Why, then, do the states do this?  Because they benefit from it.  It costs them money to educate each child, so letting them be homeschooled helps their bottom line.  This is true, as well, for the districts.  Fifteen fewer students could well mean one less teacher, and a significant savings in salaries and benefits.  But does it make sense that we are paying for a program, with our taxes, that is trying to get smaller and smaller?  Is that the outcome we want?

When you look at the entire homeschooling concept, you can see that it has grown out of the idea that the public schools only benefit the parents, not the general public.  From that point of view, of course it makes sense to let the parents choose how they will use this program that has been set up to service them.  It's "theirs" to do with as they will.  But this view is wrong.  Public schools are not run by the parents, they are run by the entire population, the people who pay for them.  It belongs to that group, not just the people who have children in the schools.  A private school is run by the parents, but a public school is owned, and run, by the general population.  As such, solving just the parents' problems, as in their need for "freedom," will never work.  The program was set up to achieve higher goals.

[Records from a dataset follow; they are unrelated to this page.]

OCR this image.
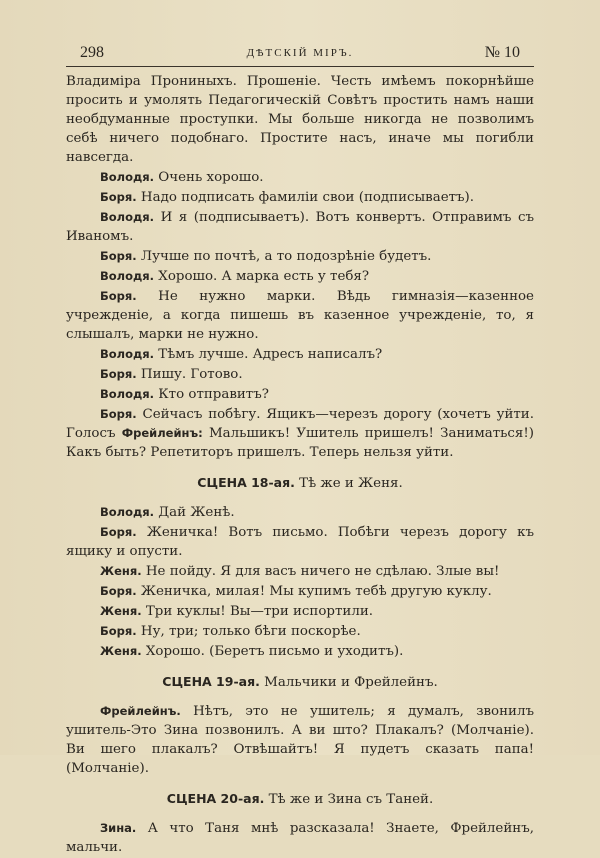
298	ДѢТСКІЙ МІРЪ.	№ 10
Владиміра Прониныхъ. Прошеніе. Честь имѣемъ покорнѣйше просить и умолять Педагогическій Совѣтъ простить намъ наши необдуманные проступки. Мы больше никогда не позволимъ себѣ ничего подобнаго. Простите насъ, иначе мы погибли навсегда.
Володя. Очень хорошо.
Боря. Надо подписать фамиліи свои (подписываетъ).
Володя. И я (подписываетъ). Вотъ конвертъ. Отправимъ съ Иваномъ.
Боря. Лучше по почтѣ, а то подозрѣніе будетъ.
Володя. Хорошо. А марка есть у тебя?
Боря. Не нужно марки. Вѣдь гимназія—казенное учрежденіе, а когда пишешь въ казенное учрежденіе, то, я слышалъ, марки не нужно.
Володя. Тѣмъ лучше. Адресъ написалъ?
Боря. Пишу. Готово.
Володя. Кто отправитъ?
Боря. Сейчасъ побѣгу. Ящикъ—черезъ дорогу (хочетъ уйти. Голосъ Фрейлейнъ: Мальшикъ! Ушитель пришелъ! Заниматься!) Какъ быть? Репетиторъ пришелъ. Теперь нельзя уйти.
СЦЕНА 18-ая. Тѣ же и Женя.
Володя. Дай Женѣ.
Боря. Женичка! Вотъ письмо. Побѣги черезъ дорогу къ ящику и опусти.
Женя. Не пойду. Я для васъ ничего не сдѣлаю. Злые вы!
Боря. Женичка, милая! Мы купимъ тебѣ другую куклу.
Женя. Три куклы! Вы—три испортили.
Боря. Ну, три; только бѣги поскорѣе.
Женя. Хорошо. (Беретъ письмо и уходитъ).
СЦЕНА 19-ая. Мальчики и Фрейлейнъ.
Фрейлейнъ. Нѣтъ, это не ушитель; я думалъ, звонилъ ушитель-Это Зина позвонилъ. А ви што? Плакалъ? (Молчаніе). Ви шего плакалъ? Отвѣшайтъ! Я пудетъ сказать папа! (Молчаніе).
СЦЕНА 20-ая. Тѣ же и Зина съ Таней.
Зина. А что Таня мнѣ разсказала! Знаете, Фрейлейнъ, мальчи.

In all of this the media is absolutely clueless.  They always view the situation as if it were a matter of a private purchase of a service; as if these were private schools.  This is because the media, themselves, are private organizations.  We don't have a BBC in this country, paid for by the government.  Everyone, including Public TV and radio, rely on private businesses for their funding.  That puts them on the side of the consumer, the individual parent trying to find the best school for their kid.  That this whole school program is being paid for by taxpayers, who have their own needs, is ignored.  Consequently, they misunderstand the situation.

I have many friends who homeschool their children, and know many wonderful people who have been homeschooled.  That doesn't mean that it is the right thing to do.  Public education has more important goals; ones we need to pay attention to if we ever want to achieve them.